Stumped by the Stock Market Slump? Start by Picturing a Used Car Dealership

Posted on December 26, 2018 by Lambert Strether

Lambert here: Even I know what a lemon market is!

By Steven Pressman, Professor of Economics, Colorado State UniversityOriginally published at Alternet.

Stocks have been slumping on a variety of concerns, from President Donald Trump’s ongoing trade war with China to worries about an economic slowdown and rising interest rates.

Given the many factors driving shares up or down on any day or week, it’s hard to make sense of what’s happening on Wall Street.

Based on my many years of experience teaching and writing about financial markets and frauds, I believe the best way to understand what’s happening on Wall Street – and puncture its mystique – is to imagine it as a used car dealership.

Stock markets 101

Stock exchanges are places where people trade ownership in corporations by buying and selling shares.

Partial ownership of a company comes with benefits, such as a cut of future profits and rising stock prices. But there are risks and costs as well. Share price can fall, reducing the value of one’s wealth; even worse, businesses can go under, reducing the value of ownership to zero.

About half the population owns at least some stocks, mostly in their 401(k)s. But, except for the richest 10 percent of Americans, stock holdings are usually on the smaller side.

The New York Stock Exchange, one of several in the U.S., is the largest securities exchange in the world. At a current market value of almost US$23 trillion, it’s worth more than the GDP of the U.S. and the world’s other big economies.

Stock exchanges play an important economic role by helping companies finance new investments. When a large company wants to expand, it goes to an exchange like the NYSE and offers investors a stake in its business through what is known as an initial public offering. That’s exactly what ride-hailing services Lyft and Uber plan to do at some point in 2019.

Selling Used Cars

However, this is not what stock trading is mainly about. Virtually all the $80 trillion or so in daily trading on the NYSE and other exchanges around the world involves someone who already owns shares of a company selling them to somebody else. In other words, it is very much like a used car dealership.

Used car dealers buy old automobiles and resell them. Similarly, stock markets are places where someone sells their ownership in a company to a dealer, who then finds someone else to buy it.

That is it. Ownership of a company changes hands, with the exchange serving as the middleman.

These exchanges have benefits. They enable us sell things quickly. When I want to get rid of my car, it is more convenient to have a used car dealer serve as an intermediary than for me to sell it myself. Because it is easy to sell my car every few years, I may purchase a new one more frequently, which increases consumer spending and strengthens the economy.

Selling Lemons

But there are also negatives to stock markets.

As used car buyers know, it is easy to end up with a lemon. Most people don’t know the specifics of a particular used car. Its past and even its present condition is often a total mystery.

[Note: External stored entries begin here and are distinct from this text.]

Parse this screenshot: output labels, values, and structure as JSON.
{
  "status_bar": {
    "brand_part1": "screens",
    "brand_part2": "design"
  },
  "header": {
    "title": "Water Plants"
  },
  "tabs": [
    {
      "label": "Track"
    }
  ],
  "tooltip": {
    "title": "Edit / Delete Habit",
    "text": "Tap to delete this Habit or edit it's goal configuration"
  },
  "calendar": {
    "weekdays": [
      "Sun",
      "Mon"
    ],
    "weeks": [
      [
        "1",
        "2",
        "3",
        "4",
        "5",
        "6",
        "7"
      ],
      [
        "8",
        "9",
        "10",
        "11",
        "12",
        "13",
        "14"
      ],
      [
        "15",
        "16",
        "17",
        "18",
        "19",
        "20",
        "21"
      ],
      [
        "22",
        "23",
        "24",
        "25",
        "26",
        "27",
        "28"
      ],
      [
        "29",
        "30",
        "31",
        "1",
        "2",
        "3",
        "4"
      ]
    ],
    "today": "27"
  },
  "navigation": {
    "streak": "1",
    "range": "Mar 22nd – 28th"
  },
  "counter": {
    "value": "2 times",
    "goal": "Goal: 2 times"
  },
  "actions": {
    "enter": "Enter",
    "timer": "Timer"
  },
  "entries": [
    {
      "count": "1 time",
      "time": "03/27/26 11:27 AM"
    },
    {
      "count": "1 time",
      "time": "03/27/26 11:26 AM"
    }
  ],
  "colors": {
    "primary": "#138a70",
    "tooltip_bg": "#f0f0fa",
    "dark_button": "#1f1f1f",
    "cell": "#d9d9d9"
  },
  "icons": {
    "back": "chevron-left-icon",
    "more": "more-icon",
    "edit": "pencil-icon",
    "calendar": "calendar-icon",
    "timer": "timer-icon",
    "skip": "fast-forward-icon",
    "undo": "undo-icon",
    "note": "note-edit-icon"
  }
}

And car dealers have incentives to hide flaws in what they’re selling – and thus deceive potential buyers. Revealing flaws in the car will likely lose them sales and commissions.

Similarly, investors typically don’t know much about a particular company. Such knowledge requires doing a lot of homework about the company – its past history, its senior executives and its future plans – as well as knowing how to read financial statements. This is much harder than homework on a specific car that you are thinking about buying.

And just as car dealers can make a lemon look good for a test drive, companies can cook their books or drive up their stock price to make themselves look good.

Furthermore, the stock market can help turn companies into lemons. Wall Street’s focus on short-term stock price gains means that it cares more about what will generate a quick buck rather than what will support long-term growth and profitability. Consequently, companies end up focusing more on doing whatever drives up the value of its shares at the expense of producing quality products efficiently, worker training and customer satisfaction.

This is why we keep seeing business scandals such as car companies like Volkswagen installing deceptive exhaust systems and financial firms such as Wells Fargo that charge customers for accounts that they did not ask for. The history of financial markets is also a history of fraud, from the South Sea Bubble of the early 18th century to Bernie Madoff’s Ponzi scheme in the 2000s.